La relevancia de este acuerdo radica en la creación de un sistema de canalización eficiente que permitirá reducir los tiempos de espera para pacientes con trastornos de ansiedad, depresión y dependencias químicas. Ante el panorama actual, donde los problemas de salud mental han mostrado una incidencia creciente en zonas urbanas de rápido desarrollo, la colaboración entre instituciones colegiadas y organismos especializados se vuelve fundamental para garantizar una atención basada en evidencias científicas y protocolos de ética profesional.
El programa de trabajo contempla no solo la atención clínica directa, sino también la capacitación continua de los profesionales del área. A través de seminarios y talleres conjuntos, los psicólogos colegiados podrán actualizar sus conocimientos en nuevas metodologías de intervención temprana, mientras que el CIJ aportará su experiencia en el manejo de crisis y desintoxicación. Esta sinergia institucional pretende estandarizar la calidad de los servicios de salud emocional en los municipios de Benito Juárez, Solidaridad y Othón P. Blanco.
Históricamente, Quintana Roo ha enfrentado retos particulares en materia de salud mental debido a factores como el aislamiento social en comunidades migrantes y la presión económica derivada de la estacionalidad turística.
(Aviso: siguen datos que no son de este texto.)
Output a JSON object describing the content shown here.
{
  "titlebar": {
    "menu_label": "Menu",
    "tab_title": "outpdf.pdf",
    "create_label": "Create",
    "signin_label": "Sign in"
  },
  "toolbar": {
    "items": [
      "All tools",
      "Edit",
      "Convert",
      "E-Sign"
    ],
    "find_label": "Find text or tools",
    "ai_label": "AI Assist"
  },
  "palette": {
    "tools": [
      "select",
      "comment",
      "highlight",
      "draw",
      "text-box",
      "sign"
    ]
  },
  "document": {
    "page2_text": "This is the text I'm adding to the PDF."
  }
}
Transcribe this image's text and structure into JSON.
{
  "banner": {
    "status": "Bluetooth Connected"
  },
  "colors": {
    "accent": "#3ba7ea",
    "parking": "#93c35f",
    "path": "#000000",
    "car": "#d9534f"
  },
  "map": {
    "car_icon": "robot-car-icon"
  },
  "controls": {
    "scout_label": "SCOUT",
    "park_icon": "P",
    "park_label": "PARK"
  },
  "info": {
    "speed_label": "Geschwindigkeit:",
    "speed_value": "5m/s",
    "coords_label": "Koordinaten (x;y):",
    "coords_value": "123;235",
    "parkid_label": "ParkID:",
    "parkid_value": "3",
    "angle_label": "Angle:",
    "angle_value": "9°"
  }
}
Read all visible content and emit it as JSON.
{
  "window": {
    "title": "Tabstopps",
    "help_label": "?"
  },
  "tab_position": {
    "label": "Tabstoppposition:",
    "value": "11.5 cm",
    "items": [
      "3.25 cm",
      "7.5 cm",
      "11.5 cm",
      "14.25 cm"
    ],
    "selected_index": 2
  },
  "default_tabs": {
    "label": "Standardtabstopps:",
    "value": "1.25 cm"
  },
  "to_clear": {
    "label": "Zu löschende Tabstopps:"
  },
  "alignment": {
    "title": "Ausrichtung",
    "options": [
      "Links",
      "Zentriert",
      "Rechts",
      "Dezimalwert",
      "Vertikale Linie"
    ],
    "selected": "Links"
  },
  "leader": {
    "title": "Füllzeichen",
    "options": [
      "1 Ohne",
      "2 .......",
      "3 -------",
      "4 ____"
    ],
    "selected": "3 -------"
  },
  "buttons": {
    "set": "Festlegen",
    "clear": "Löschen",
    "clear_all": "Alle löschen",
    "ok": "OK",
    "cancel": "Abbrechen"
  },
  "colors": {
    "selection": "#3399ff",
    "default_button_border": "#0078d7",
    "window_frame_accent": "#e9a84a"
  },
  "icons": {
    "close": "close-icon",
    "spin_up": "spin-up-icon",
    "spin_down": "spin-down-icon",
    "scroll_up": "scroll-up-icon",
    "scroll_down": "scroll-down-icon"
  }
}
Los antecedentes del proyecto señalan que la falta de coordinación entre el sector privado y el público solía fragmentar la atención del paciente. Con esta firma, se institucionaliza una vía de comunicación permanente que permite el seguimiento puntual de cada caso, desde el diagnóstico inicial hasta la reinserción social.
Finalmente, los representantes de ambos organismos destacaron que la prevención será el eje rector de las actividades comunitarias que se realizarán en escuelas y centros de trabajo durante el 2026. Al llevar la educación emocional fuera de los consultorios, se pretende eliminar el estigma asociado a la búsqueda de ayuda profesional. Se espera que los primeros resultados de esta colaboración se reflejen en un aumento de las detecciones tempranas de conductas de riesgo, fortaleciendo así el tejido social y la estabilidad de las familias en el Caribe Mexicano.